The character designs, settings, and story drafts underwent significant changes during the commercialisation process prior to the final version. Because of these changes to his vision, Yasuhiko lost his initial enthusiasm for the series by the time of its broadcast. However, after handling everything from the script to the storyboards and animation direction for episode 12, he was able to regain his affection for the project. The network and sponsors requested changes for episode 16, in which Kum Kum runs away from home. However, Rintaro resisted to keep the episode's grounded realism.

The first episode begins with a scene where Kum Kum is forgiven by his parents and let out of the "punishment hole" (an alternative to the real-world punishment of being locked in a closet or storage room). Producer Tatsuo Shibayama stated that the final episode ends with Kum Kum being put into the "punishment hole", based on the idea of the series starting and ending with said hole.

==Music==
The theme song record was released by Nippon Columbia.

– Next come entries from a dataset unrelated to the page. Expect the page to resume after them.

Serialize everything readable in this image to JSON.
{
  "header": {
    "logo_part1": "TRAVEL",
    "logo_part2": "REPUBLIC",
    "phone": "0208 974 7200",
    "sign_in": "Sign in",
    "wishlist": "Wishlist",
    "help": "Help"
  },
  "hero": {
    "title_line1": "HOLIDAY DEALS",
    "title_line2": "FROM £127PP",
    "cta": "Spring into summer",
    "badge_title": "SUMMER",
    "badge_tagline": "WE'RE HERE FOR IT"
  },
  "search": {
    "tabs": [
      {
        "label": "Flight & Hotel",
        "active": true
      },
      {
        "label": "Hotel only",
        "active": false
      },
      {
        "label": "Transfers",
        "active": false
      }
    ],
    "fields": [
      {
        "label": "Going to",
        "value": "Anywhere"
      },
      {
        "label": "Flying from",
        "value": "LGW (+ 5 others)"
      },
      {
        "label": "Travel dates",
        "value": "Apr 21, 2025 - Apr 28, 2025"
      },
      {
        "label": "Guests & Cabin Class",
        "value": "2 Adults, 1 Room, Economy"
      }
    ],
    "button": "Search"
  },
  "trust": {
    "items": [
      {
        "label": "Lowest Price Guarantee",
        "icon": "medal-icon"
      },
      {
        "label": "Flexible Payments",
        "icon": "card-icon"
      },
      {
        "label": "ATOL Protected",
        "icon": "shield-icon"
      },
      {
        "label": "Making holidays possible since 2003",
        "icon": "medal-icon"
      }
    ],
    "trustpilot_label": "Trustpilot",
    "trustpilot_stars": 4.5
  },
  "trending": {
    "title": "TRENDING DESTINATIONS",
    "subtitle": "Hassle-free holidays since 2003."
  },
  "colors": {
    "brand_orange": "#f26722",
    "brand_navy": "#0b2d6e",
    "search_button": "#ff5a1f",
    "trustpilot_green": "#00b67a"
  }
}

The insert songs first appeared on a compilation LP named Latest TV Manga Idol Deluxe (最新テレビまんが 人気者（アイドル）デラックス, Saishin TV Manga Idol Deluxe), released in March 1976. This album included four songs each from different anime series, including The Adventures of Pepero, Laura, the Prairie Girl, and Arabian Nights: Sinbad's Adventures, for a total of 16 tracks.

- Opening Theme
- "Kum Kum's Song (恋してはじめて知った君, Kum Kum no Uta)"
  - Lyrics by Hajime Kijima
  - Composition and arrangement by Koichi Sugiyama & Arai Yasunori
  - Performed by Mitsuko Horie & Columbia Yurikago Kai

- Ending Theme
- "Little Saurus (サウルスくん, Saurusu-kun)"
  - Lyrics by Hajime Kijima
  - Composition and arrangement by Koichi Sugiyama & Arai Yasunori
  - Performed by Mitsuko Horie, Tatsuya Kishi & Columbia Yurikago Kai

- Image Songs
- "Let's Play (あそぼう, Asobou)"
  - Lyrics by Katsumi Tanuma
  - Composition and arrangement by Koichi Sugiyama & Reijirō Koroku
  - Performed by Mitsuko Horie
- "Naughty Kum Kum (わんぱくクムクム, Wanpaku Kumu Kumu)"
  - Lyrics by Katsumi Tanuma
  - Composition and arrangement by Koichi Sugiyama & Reijirō Koroku
  - Performed by Columbia Yurikago Kai & Koorogi '73

==In popular culture==
Argentine football player Sergio Agüero's nickname, "Kun", comes from the name of the show.